Remember when “camp” was an important category for classifying bits of popular culture? Sure, it’s still around, but you don’t hear it as often as you used to. When I hear it, my strongest association is the 1960’s Batman show, with Adam West. But I thought of it most recently while watching Buffy the Vampire Slayer (my second time binge-watching the series). No, Buffy doesn’t fit neatly in the “campy” box, but it does draw pretty freely from that spring. There’s a higher-than-usual suspension of belief that’s often called for. You can’t worry about whether people would really do those things in a school or a hospital without drawing a SWAT team. You don’t ask how all that loud, catastrophic to-do happens without anyone noticing (unless the plot requires them to notice).
Camp style is a sort of deliberate transgression of situational proprieties, simultaneously satirizing or lampooning those proprieties while still totally relying on them. Relying on them with a wink. Watching Buffy, and wondering at our willingness to go along with the transgression, to wink back while still seriously caring, I thought of The Lamb. I thought of Rael (the Lamia Slayer). It was not yet a well-formed thought, but it seemed right in some way. No wooden stakes come into play; Rael’s blood is enough, and the Lamia become food rather than dust. But the heavy sense of destiny is familiar.
Then I remembered “magical realism” (AKA “magic realism”). Though more commonly applied to certain novelists, this phrase is also applied to some painters. It’s related to surrealism, and often seems to veer in that direction. But it generally stays “realistic” in its framing and in its primary references, so that the fantastic elements stand out in just the right way. Consider the work of Philip Curtis or George Tooker.

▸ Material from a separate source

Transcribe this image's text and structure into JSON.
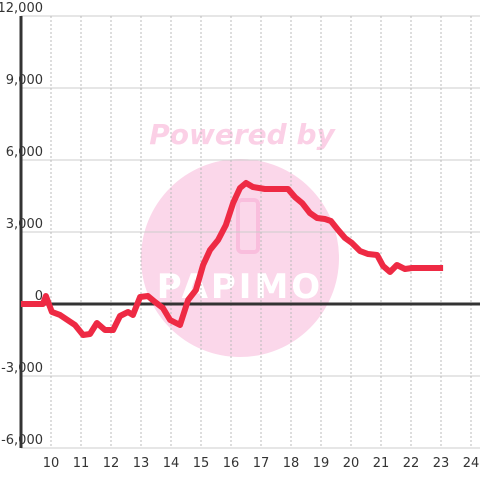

Framing the fantastic elements with the real. Allowing the surreal to impinge, even to the point of a kind of crisis between worlds, where competing candidates for “real” become both equally real and equally fantastic. New York City is real, but in The Lamb it becomes a fantasy, a fable, an open question in some important sense. The city is a contrast to the strange, rocky landscape where Rael travels inexorably toward that strange collapse of self into his brother John. When he’s “Back in New York City,” it’s more like a Potemkin city, a reconstruction or representation of the city, and we see the city as a wasteland somehow continuous with the mysterious land of Slippermen.
Thinking of Buffy once more: In “Normal Again,” (season 6, episode 17), we are confronted with the possibility that Buffy’s career as Vampire Slayer is all a hallucination, and that a return to mental health is available to her by choice. [BIG spoiler alert!] The episode deliberately leaves the question of what is real an open question, but Buffy clearly chooses the darker version of Sunnydale, her life as Slayer, and the friends she loves. The passage between the two Sunnydales opens like the window or skylight that opens for Rael. “I must decide between the freedom I had in the rat race, or to stay forever in this forsaken place.” This realization leads directly to – is almost interrupted by – the exclamation, “Hey John!” As if staying is a forgone conclusion. The window fades on cue. Buffy the series cannot be negated, as much fun as it is to play with the possibility. Rael can’t really go back.
So is it really a choice? Is destiny not written deeply into the plot of the narrative, for Rael and for Buffy? Trained by logic into antipathy toward contradictions, it seems WE must decide whether or not these “decisions” are genuinely free. But must that meta-decision be a genuinely free choice as well? Do you smell that? It’s the smell of an infinite regress, suggesting that something in our thinking has gone awry.
When the narrative hinges on some notion of destiny, isn’t there always that ongoing sense of the voluntary, of choosing it even though it is destiny?
Listen again now, and consider: Destinies; fate; predestination; forgone conclusions… Don’t we need to struggle with how none of these really eliminate decision, choice, free will? Might it be that we really don’t (yet) understand decision?
It’s an invitation, not a command. Listen again.
But once you’ve done it, won’t you know that it couldn’t have been otherwise? And perhaps this is true only because it could have been otherwise.